Corriere della Sera, 30 Aprile 2011, pag. 47

1 commento:

  1. Questa lettera è davvero triste in alcuni punti... Se è pur vero che potrebbe essere in parte condivisibile (il parto come momento "femminile"), è anche vero che ricalca stereotipi tremendi del "maschio" e del rapporto di coppia.
    Mio marito era alquanto titubante la prima volta, io non gli ho mai imposto nulla, gli ho chiesto di essere lui ad accompagnarmi in ospedale e poi avrebbe deciso il da farsi al momento. Una volta in ospedale gli è venuto naturale stare lì con me, aiutarmi contando le contrazioni, tenendomi compagnia. Da lì al venire in sala parto è stato un attimo... l'ostetrica, poi, l'ha chiamato più di una volta a "vedere la testa che esce"... Non pensavo l'avrebbe fatto e invece... e il nostro rapporto nella sfera intima non ne ha minimamente risentito!

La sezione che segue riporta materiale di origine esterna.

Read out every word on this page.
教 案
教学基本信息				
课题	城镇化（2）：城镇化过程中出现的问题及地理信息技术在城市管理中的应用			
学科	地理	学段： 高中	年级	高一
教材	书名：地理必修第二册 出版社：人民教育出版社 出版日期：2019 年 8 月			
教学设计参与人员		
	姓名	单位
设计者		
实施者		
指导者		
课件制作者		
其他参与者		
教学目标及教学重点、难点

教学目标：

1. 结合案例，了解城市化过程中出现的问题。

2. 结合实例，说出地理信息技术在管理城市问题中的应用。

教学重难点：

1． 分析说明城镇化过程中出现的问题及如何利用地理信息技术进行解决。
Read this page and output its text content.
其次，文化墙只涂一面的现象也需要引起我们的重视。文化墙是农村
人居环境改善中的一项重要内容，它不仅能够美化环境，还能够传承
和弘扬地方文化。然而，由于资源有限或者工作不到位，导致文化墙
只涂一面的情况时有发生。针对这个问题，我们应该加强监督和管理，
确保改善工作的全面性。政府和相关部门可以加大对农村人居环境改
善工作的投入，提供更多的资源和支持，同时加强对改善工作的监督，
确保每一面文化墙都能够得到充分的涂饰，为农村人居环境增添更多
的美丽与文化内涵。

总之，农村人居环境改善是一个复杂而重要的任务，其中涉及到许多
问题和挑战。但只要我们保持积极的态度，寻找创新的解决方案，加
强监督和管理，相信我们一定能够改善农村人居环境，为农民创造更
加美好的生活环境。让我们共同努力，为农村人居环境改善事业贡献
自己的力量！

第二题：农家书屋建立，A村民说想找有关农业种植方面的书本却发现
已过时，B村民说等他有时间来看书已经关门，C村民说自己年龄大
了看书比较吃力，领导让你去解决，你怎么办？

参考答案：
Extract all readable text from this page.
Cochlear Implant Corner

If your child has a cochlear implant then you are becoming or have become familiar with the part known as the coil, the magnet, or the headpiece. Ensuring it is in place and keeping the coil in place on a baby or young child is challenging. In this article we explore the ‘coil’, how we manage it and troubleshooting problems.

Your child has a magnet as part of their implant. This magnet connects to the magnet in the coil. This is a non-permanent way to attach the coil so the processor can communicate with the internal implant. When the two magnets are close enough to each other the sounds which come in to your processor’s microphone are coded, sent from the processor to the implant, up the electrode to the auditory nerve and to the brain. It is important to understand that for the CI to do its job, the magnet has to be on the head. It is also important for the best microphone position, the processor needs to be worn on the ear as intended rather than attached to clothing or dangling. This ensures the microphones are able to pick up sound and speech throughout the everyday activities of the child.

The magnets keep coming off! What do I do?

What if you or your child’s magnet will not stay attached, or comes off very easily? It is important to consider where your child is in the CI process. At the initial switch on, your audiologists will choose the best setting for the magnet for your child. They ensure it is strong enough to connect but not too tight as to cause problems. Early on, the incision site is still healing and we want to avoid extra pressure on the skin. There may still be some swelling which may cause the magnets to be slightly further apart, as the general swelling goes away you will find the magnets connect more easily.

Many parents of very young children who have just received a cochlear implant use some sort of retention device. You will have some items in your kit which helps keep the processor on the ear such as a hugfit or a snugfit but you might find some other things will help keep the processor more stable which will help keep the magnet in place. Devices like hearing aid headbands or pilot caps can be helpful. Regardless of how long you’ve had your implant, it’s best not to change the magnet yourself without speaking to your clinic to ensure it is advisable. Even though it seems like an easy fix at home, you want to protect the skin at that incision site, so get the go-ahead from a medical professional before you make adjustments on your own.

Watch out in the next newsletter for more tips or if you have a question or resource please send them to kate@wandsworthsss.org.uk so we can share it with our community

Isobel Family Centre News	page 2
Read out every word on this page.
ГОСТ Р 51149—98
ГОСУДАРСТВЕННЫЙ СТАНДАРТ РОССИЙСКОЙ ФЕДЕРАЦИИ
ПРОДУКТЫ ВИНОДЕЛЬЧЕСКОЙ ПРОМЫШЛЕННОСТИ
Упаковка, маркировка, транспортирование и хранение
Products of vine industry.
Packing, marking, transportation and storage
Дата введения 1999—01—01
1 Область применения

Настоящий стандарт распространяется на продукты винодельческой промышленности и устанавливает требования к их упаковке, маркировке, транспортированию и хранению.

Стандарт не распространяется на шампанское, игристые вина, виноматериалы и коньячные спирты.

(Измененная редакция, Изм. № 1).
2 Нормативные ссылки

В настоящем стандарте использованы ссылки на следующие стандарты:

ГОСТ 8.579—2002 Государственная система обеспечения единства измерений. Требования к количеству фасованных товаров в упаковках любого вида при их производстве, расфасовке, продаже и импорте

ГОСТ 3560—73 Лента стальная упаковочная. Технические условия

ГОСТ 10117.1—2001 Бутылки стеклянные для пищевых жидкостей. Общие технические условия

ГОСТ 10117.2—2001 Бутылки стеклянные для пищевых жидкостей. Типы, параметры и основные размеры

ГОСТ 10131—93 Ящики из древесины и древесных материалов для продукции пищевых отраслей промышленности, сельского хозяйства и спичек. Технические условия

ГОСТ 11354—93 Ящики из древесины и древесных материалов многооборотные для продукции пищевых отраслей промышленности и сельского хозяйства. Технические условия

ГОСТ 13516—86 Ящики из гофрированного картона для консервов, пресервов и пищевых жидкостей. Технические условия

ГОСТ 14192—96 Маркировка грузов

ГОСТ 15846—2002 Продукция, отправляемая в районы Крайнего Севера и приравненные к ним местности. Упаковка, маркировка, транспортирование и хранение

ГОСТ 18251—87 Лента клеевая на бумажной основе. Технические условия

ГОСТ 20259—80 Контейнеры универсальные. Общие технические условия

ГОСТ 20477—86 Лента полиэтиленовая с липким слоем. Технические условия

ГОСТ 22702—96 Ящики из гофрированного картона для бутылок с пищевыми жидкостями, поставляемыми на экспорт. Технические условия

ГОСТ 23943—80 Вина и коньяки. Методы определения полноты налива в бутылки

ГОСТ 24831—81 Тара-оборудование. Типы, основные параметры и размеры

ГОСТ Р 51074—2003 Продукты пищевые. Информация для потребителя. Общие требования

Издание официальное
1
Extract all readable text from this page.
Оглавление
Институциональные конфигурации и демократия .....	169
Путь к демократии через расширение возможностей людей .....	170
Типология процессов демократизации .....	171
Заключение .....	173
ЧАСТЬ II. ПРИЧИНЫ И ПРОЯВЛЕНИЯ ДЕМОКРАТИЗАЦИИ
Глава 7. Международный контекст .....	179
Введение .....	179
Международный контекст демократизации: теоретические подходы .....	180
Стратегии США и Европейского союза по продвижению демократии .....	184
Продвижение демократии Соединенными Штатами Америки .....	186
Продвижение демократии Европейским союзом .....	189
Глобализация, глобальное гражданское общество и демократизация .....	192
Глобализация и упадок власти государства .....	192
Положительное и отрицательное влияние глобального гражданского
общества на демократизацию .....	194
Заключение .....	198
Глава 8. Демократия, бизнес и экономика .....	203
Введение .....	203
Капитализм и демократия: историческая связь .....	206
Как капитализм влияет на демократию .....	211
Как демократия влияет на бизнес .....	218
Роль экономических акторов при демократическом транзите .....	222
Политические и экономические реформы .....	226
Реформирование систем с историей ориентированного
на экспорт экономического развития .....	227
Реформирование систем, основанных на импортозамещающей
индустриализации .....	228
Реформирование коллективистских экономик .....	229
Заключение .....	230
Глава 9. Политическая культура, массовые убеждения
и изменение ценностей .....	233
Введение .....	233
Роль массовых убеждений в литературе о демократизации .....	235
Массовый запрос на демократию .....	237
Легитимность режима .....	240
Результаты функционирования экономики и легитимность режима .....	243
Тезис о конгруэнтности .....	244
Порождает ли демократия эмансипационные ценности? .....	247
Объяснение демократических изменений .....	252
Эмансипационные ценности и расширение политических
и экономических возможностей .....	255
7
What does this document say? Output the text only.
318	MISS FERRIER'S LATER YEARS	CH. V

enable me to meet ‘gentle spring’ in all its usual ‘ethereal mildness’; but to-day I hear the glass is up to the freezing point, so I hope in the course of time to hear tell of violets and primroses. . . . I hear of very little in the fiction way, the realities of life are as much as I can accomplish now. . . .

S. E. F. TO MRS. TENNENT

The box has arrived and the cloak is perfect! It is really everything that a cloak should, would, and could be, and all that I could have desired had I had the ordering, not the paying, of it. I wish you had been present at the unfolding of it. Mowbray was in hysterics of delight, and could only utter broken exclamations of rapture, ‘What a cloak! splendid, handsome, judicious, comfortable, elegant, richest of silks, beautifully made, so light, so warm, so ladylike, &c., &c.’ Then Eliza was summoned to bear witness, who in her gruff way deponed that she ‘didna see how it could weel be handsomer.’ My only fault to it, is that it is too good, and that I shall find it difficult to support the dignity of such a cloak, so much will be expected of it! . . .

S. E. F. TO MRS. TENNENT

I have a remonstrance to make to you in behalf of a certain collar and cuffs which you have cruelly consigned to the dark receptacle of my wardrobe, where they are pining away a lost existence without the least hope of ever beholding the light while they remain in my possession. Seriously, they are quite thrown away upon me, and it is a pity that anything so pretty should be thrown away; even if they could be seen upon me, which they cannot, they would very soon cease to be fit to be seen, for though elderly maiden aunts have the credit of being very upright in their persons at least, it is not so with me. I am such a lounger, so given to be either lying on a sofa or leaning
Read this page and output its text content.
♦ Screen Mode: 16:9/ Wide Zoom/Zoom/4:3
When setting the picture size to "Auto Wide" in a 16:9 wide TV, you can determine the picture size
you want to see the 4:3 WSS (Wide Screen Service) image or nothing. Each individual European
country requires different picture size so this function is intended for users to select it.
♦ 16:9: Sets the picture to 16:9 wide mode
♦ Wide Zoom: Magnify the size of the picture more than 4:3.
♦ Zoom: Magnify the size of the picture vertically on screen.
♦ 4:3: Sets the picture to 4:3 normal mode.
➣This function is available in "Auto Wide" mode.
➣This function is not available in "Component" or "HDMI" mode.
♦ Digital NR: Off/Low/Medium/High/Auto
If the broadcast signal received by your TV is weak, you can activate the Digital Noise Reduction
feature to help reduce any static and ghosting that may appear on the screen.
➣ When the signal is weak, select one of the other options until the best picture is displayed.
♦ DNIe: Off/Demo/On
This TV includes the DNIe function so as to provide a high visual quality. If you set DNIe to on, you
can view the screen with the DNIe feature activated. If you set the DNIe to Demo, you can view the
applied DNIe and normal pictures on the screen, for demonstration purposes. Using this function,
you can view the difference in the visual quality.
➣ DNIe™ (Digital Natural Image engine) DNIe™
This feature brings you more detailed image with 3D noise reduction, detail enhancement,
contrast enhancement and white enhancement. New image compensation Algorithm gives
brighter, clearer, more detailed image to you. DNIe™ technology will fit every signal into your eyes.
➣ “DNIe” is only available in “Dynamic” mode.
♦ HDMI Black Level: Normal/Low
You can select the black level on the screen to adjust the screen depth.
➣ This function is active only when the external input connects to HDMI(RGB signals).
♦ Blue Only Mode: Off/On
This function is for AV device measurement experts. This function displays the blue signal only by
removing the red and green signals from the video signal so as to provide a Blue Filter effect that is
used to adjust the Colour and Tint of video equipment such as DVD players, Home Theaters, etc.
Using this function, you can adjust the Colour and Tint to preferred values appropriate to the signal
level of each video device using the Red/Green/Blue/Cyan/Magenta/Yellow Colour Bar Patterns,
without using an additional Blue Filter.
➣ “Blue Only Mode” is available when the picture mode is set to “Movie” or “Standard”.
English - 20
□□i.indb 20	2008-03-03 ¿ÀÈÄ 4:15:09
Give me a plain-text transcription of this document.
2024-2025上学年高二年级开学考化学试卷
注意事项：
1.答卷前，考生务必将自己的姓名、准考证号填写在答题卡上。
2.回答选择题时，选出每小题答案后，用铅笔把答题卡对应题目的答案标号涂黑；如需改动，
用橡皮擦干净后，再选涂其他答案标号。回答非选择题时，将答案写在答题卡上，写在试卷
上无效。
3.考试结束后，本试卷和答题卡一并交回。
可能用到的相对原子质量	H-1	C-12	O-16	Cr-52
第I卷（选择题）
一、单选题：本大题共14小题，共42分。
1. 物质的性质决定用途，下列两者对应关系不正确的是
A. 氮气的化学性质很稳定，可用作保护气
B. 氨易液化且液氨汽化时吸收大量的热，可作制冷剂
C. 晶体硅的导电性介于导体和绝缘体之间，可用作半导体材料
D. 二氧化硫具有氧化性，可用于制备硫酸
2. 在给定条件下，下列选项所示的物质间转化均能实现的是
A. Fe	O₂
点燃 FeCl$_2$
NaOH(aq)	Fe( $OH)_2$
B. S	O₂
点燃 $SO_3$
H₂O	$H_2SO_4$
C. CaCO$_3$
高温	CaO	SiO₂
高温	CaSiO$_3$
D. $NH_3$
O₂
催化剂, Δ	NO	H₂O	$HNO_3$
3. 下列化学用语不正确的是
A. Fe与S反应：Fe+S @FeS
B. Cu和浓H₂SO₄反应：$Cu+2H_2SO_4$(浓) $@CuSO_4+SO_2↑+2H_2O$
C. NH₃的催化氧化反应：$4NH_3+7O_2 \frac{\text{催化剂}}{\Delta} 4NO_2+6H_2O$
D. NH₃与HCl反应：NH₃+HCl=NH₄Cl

    E poi chi avrei dovuto chiamare? O avrei dovuto rimanere sola?
    In questi anni la coppia è più che mai fondamentale, non c'è più la famiglia allargata come una volta e uomo e donna devono sostenersi a vicenda.
    Questo il mio parere, poi ognuno è libero di fare ciò che crede, ma il parto è qualcosa di più di un momento splatter... per la mamma quanto per il papà.
    Ah... l'ultimo parto l'abbiamo vissuto in casa... e il papà è stato ancora più partecipe!